王楚植闻言抬起头来,正好与他的目光对视,他的嘴角泛起一抹笑意,见张嗣远如此严肃打趣道:“怎么了?这天塌下来了?”
然而张嗣远只是沉默不语,默默地坐在他旁边的椅子上,伸出手在怀中摸索片刻,从中掏出一枚蜡丸默不作声地递给王楚植。
王楚植看着递过来的蜡丸,心里充满了疑惑,他伸手接过蜡丸,轻轻一捏,只听“啪”的一声轻响传来,蜡丸应声而裂,分成两半。从里面掉出一个字条,躺在桌子上。
王楚植随手将蜡丸放在一旁,捡起桌上的字条,将其慢慢展开,随着字条展开,他脸上原本的笑容慢慢收敛起来,取而代之的是一片凝重。
过了许久,王楚植用手将字条揉成团扔在桌子上,长叹一口气,对着张嗣远抱怨道:“你说我当初是不是应该向老头子认怂不来长安?”
张嗣远看着王楚植一脸懊恼的神情,顿时感觉到一阵好笑,嘴角泛起一抹笑意说道:“你现在说这些也晚了,咱们现在应该怎么办?”虽然他脸上带着笑意可听起来却是十分沉重。
王楚植懒散地靠在太师椅上,仰面朝后双手交织放置于腹前,一脸苦相认命般说道:“能怎么办?那皇帝老儿不让小爷走,现如今出了这档子事他不把我的皮剥了都算是好的,只能等老头子来捞咯。”说罢一脸无奈地看向天花板,眼神里闪烁着莫名的意味。

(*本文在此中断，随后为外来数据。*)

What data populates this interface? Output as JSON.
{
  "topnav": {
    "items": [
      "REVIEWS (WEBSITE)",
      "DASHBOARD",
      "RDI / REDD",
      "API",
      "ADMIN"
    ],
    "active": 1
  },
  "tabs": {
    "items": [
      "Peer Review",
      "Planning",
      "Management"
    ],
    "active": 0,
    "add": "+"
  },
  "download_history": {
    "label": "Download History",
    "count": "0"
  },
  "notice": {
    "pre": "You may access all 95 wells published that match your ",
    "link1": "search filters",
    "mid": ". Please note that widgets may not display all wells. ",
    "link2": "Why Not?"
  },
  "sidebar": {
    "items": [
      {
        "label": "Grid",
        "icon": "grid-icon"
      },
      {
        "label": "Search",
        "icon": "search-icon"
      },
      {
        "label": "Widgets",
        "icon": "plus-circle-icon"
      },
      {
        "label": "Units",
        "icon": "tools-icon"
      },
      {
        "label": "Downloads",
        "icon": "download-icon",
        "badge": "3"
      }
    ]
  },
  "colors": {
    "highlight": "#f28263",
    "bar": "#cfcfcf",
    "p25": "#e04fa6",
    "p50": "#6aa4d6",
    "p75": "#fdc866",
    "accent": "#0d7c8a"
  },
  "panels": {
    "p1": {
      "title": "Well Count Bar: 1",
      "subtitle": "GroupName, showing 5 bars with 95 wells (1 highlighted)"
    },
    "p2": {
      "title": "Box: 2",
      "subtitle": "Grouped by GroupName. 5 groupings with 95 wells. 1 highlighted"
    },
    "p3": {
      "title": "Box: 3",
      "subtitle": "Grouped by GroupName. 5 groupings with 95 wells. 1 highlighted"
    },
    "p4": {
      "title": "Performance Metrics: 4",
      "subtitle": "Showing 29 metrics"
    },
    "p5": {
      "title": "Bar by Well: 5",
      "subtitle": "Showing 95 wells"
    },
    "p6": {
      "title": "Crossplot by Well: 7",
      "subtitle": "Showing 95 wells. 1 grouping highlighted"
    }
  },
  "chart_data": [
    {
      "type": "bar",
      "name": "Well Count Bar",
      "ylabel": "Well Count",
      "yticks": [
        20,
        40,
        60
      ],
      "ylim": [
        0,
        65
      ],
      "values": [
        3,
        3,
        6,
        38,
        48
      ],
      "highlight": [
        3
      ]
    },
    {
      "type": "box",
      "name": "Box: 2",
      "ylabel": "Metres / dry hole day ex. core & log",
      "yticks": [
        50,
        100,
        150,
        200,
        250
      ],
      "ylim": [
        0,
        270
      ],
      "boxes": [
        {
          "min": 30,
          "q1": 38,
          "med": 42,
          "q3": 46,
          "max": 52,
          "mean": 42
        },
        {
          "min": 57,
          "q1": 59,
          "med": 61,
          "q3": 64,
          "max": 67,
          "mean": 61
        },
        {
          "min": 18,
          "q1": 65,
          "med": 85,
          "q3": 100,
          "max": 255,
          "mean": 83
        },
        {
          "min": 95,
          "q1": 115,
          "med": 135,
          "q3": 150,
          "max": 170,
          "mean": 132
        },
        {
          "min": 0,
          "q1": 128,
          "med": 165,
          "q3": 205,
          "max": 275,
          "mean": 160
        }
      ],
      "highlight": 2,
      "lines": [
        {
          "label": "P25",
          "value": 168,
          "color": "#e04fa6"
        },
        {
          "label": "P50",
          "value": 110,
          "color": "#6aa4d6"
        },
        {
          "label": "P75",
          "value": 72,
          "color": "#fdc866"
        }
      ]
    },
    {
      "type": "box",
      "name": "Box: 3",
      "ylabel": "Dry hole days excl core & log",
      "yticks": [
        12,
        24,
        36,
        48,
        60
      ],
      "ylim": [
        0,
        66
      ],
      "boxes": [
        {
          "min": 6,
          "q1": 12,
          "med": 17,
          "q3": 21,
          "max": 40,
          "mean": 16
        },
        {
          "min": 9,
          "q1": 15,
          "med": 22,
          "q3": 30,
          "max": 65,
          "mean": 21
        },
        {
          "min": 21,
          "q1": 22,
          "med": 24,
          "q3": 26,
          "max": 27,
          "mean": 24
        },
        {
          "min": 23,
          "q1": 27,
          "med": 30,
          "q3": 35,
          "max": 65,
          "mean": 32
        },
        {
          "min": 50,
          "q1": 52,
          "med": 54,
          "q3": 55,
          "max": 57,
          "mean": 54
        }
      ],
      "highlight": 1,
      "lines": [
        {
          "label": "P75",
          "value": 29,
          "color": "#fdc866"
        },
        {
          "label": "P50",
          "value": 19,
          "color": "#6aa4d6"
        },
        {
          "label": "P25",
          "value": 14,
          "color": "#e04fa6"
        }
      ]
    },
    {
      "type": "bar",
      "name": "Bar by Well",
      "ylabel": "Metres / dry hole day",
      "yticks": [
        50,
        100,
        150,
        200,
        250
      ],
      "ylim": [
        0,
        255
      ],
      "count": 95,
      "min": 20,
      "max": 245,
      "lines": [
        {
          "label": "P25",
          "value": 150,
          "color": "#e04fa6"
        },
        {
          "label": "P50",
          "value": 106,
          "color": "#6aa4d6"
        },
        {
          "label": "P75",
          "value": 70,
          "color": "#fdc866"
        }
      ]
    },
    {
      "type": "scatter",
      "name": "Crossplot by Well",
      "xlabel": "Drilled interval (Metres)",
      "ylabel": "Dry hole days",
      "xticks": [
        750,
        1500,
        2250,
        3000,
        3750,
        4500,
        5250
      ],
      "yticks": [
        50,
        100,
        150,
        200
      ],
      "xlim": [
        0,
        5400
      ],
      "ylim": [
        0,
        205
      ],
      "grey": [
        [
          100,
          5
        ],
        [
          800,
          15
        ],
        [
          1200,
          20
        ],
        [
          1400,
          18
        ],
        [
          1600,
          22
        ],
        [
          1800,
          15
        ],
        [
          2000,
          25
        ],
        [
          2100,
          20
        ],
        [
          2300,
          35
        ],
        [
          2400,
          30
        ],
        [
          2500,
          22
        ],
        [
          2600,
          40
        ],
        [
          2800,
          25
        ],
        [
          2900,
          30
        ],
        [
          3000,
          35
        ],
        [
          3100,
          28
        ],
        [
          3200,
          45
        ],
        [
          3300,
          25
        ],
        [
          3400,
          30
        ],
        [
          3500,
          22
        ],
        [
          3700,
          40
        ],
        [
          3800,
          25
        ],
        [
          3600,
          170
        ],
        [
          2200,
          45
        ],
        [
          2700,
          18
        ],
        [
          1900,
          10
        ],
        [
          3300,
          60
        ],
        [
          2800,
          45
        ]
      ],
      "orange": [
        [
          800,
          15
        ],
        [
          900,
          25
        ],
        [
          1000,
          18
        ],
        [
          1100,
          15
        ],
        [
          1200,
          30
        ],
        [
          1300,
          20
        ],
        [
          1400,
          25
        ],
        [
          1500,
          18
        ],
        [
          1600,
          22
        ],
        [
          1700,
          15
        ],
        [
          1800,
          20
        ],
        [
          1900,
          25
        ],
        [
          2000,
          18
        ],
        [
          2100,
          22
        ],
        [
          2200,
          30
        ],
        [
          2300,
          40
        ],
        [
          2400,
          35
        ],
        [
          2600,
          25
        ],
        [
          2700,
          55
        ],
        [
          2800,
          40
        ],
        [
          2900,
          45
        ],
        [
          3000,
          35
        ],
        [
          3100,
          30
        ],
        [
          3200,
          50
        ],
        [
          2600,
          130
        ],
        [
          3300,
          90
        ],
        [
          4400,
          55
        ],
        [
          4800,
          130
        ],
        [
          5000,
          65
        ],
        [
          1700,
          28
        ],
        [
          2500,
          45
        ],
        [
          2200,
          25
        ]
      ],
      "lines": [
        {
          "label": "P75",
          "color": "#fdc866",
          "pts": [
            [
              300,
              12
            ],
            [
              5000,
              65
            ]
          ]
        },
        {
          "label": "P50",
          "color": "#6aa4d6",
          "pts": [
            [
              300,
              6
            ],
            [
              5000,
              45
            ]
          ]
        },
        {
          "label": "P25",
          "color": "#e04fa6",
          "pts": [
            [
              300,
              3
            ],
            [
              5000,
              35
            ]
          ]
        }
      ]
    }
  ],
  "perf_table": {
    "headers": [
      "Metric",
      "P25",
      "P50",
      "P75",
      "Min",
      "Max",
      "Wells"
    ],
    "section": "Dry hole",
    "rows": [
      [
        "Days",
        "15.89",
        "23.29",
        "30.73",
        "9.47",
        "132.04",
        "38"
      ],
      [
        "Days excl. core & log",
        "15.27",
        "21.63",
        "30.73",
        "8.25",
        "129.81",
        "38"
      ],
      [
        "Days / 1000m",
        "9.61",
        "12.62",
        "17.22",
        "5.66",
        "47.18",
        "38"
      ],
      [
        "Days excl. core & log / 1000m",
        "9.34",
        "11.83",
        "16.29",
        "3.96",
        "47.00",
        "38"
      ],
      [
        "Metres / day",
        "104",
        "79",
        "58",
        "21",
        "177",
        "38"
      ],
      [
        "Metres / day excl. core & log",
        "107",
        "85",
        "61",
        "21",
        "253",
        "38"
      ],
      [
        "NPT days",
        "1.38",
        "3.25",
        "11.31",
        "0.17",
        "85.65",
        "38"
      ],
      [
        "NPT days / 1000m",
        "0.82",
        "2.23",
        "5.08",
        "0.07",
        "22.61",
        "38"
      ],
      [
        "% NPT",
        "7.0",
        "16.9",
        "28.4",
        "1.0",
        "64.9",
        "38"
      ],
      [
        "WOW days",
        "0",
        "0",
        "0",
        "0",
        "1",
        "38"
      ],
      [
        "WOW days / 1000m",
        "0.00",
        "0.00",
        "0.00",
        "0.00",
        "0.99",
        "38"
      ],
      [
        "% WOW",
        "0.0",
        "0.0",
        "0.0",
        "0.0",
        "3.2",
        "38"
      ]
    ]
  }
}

张嗣远见状,开口道:“要不让亲卫整装待发?以备不时之需?”
王楚植摇了摇头,目光从天花板上落到张嗣远身上:“这么做只会打草惊蛇,我的亲卫从第一天入长安开始就被皇帝老儿紧紧盯着,包括你我也是一样,若是突然有什么变化,那皇帝老儿肯定有所提防,走吧,陪我去金玉楼。”说罢,王楚植站起身来,活动了一下筋骨朝门口走去,张嗣远虽然不明白他这时候去金玉楼是什么意思,但是还是跟在他身后,二人朝马厩走去……
“掌柜的,中州的事情败露需要把小王爷送回翼州嘛?”越平站在怀安面前,抱拳行礼轻声询问道。
怀安原本看着远处的皇城不知在想些什么,听到越平的话,她慢慢转过头平静的目光落在越平身上,淡淡地说道:“送回去?为何要送回去?”